La ricerca ha rivelato che i bambini sono più propensi a parlare dell’importanza del cibo rispetto ai giocattoli o ai dispositivi elettronici. La fame modella le priorità in modo potente.
In secondo luogo, la povertà limita la capacità dei bambini di partecipare ad attività e servizi come lo sport, le biblioteche pubbliche e l’assistenza sanitaria.
Ciò può essere dovuto al fatto che le famiglie non hanno i soldi, ma spesso le barriere sono, ancora una volta, strutturali. Le scuole nelle aree a basso reddito sono spesso a corto di risorse, quindi più difficoltà a curare i parchi giochi, servizi limitati e trasporto pubblico è inadeguato.
Terzo, le relazioni sono profondamente influenzate dalle pressioni che la povertà crea. Ciò è aggravato da fattori quali:
reddito basso
condizioni punitive poste ai beneficiari del welfare (come la necessità di frequentare gruppi di sostegno, lezioni di formazione o colloqui di lavoro )
lavoro insicuro
stress abitativo
costi della vita insostenibili
Per i bambini, il tempo con le persone che amano, in particolare i genitori, è sempre una priorità. La povertà e il circuito costruito intorno rende questi momenti meno frequenti.

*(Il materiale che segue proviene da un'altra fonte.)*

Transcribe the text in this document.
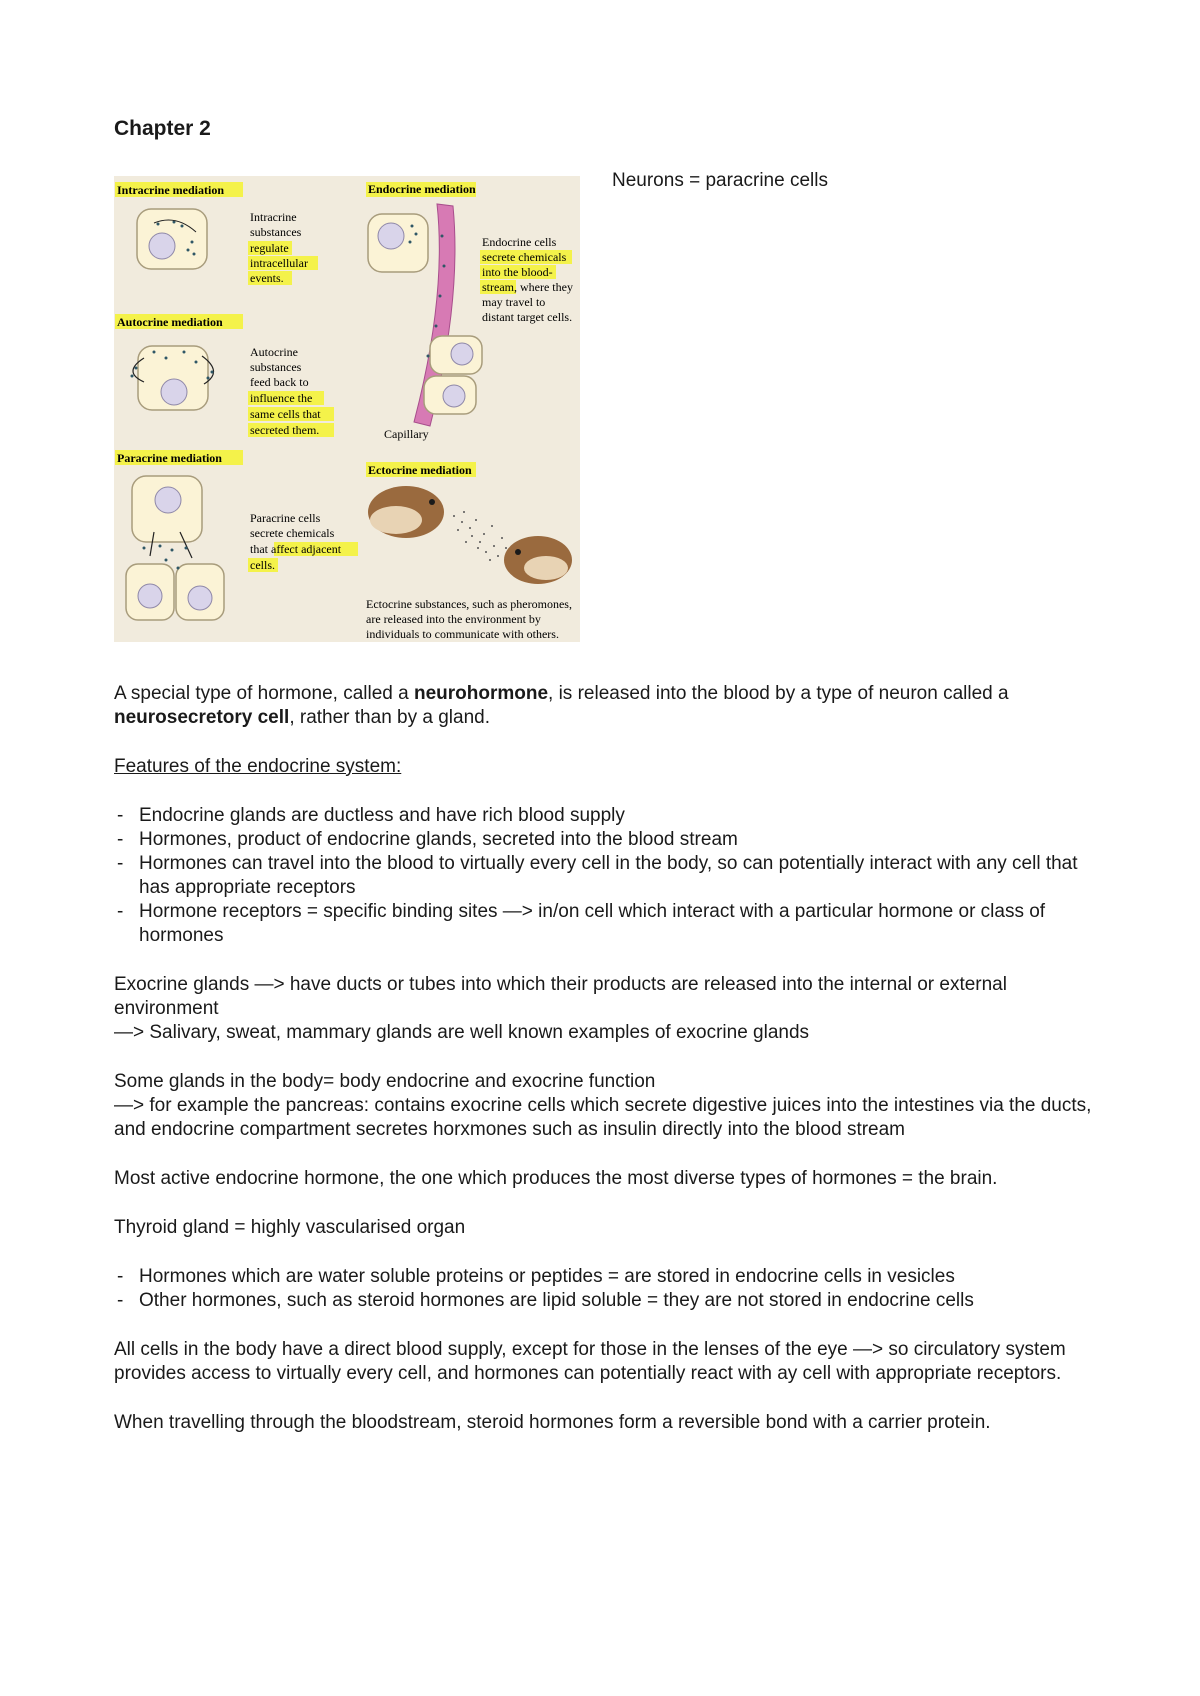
Chapter 2
Neurons = paracrine cells
Intracrine mediation
Intracrine
substances
regulate
intracellular
events.
Autocrine mediation
Autocrine
substances
feed back to
influence the
same cells that
secreted them.
Paracrine mediation
Paracrine cells
secrete chemicals
that affect adjacent
cells.
Endocrine mediation
Endocrine cells
secrete chemicals
into the blood-
stream, where they
may travel to
distant target cells.
Capillary
Ectocrine mediation
Ectocrine substances, such as pheromones,
are released into the environment by
individuals to communicate with others.

A special type of hormone, called a neurohormone, is released into the blood by a type of neuron called a neurosecretory cell, rather than by a gland.

Features of the endocrine system:

- Endocrine glands are ductless and have rich blood supply
- Hormones, product of endocrine glands, secreted into the blood stream
- Hormones can travel into the blood to virtually every cell in the body, so can potentially interact with any cell that has appropriate receptors
- Hormone receptors = specific binding sites —> in/on cell which interact with a particular hormone or class of hormones

Exocrine glands —> have ducts or tubes into which their products are released into the internal or external environment
—> Salivary, sweat, mammary glands are well known examples of exocrine glands

Some glands in the body= body endocrine and exocrine function
—> for example the pancreas: contains exocrine cells which secrete digestive juices into the intestines via the ducts, and endocrine compartment secretes horxmones such as insulin directly into the blood stream

Most active endocrine hormone, the one which produces the most diverse types of hormones = the brain.

Thyroid gland = highly vascularised organ

- Hormones which are water soluble proteins or peptides = are stored in endocrine cells in vesicles
- Other hormones, such as steroid hormones are lipid soluble = they are not stored in endocrine cells

All cells in the body have a direct blood supply, except for those in the lenses of the eye —> so circulatory system provides access to virtually every cell, and hormones can potentially react with ay cell with appropriate receptors.

When travelling through the bloodstream, steroid hormones form a reversible bond with a carrier protein.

Una cultura della vergogna
Un altro tema, forse ancora più dannoso, è emerso in Australia negli ultimi decenni: il discorso sulla povertà spesso attribuisce la colpa e lo stigma agli individui.
Chiunque sia ritenuto parte dei “poveri immeritevoli” si vergogna. I bambini lo sperimentano nei nomignoli rivolti a loro, alle loro famiglie e comunità. Le impostazioni politiche sul welfare possono essere incredibilmente punitive.
Come società, sostiene Jo Adetunji, quella australiana è sminuita da questa retorica incolpante e umiliante. Minando la capacità di prendersi cura degli altri e di riconoscere il valore della cura.
Eppure, spiega la ricercatrice, anche se non esiste una soluzione rapida, ci sono sei modifiche che potrebbero essere utili da subito.
- Aumentare i benefici del benessere
I bambini nelle famiglie dipendenti dai sussidi in età lavorativa cresceranno in condizioni di povertà di reddito. I bambini in famiglie monoparentali, di solito con madre single, che dipendono dal sostegno al reddito hanno maggiori probabilità di finire in povertà. La risposta politica da dare consiste nell’aumentare il tasso di sussidi per l’età lavorativa e riformare il sistema di mantenimento dei figli .
- Riconoscere l’importanza di relazioni forti e di supporto
Le relazioni sono fondamentali per i bambini, ma le pressioni indebite sui genitori, attraverso condizioni di lavoro ostili e insicure per i bambini, minano tali relazioni.
- Costruire comunità a misura di bambino
Quando i governi rispondono alla crisi abitativa attraverso un numero maggiore di alloggi sociali devono farlo adeguando le comunità a misura di bambino, fornendo luoghi sicuri e accoglienti per farli giocare, costruire percorsi pedonali in modo che i bambini possano spostarsi facilmente e in sicurezza, creare spazi comuni e inclusivi per i bambini per riunire le persone e creare servizi a misura di bambino vicino a casa.
- Riformare il finanziamento dell’istruzione
Il finanziamento dell’istruzione deve essere più equo e garantire che tutti i bambini possano accedere e godere di un’istruzione di alta qualità.
- Cambiare le narrazioni e il linguaggio sulla povertà
Va riconosciuto che la povertà non è colpa dell’individuo. I dibattiti e le politiche dovrebbero essere basati sull’empatia, non sulla colpa .
- Mettere i bambini al centro della politica
Ciò potrebbe includere approcci come la Garanzia europea per l’infanzia, che mira a garantire a ogni bambino l’accesso ai servizi essenziali.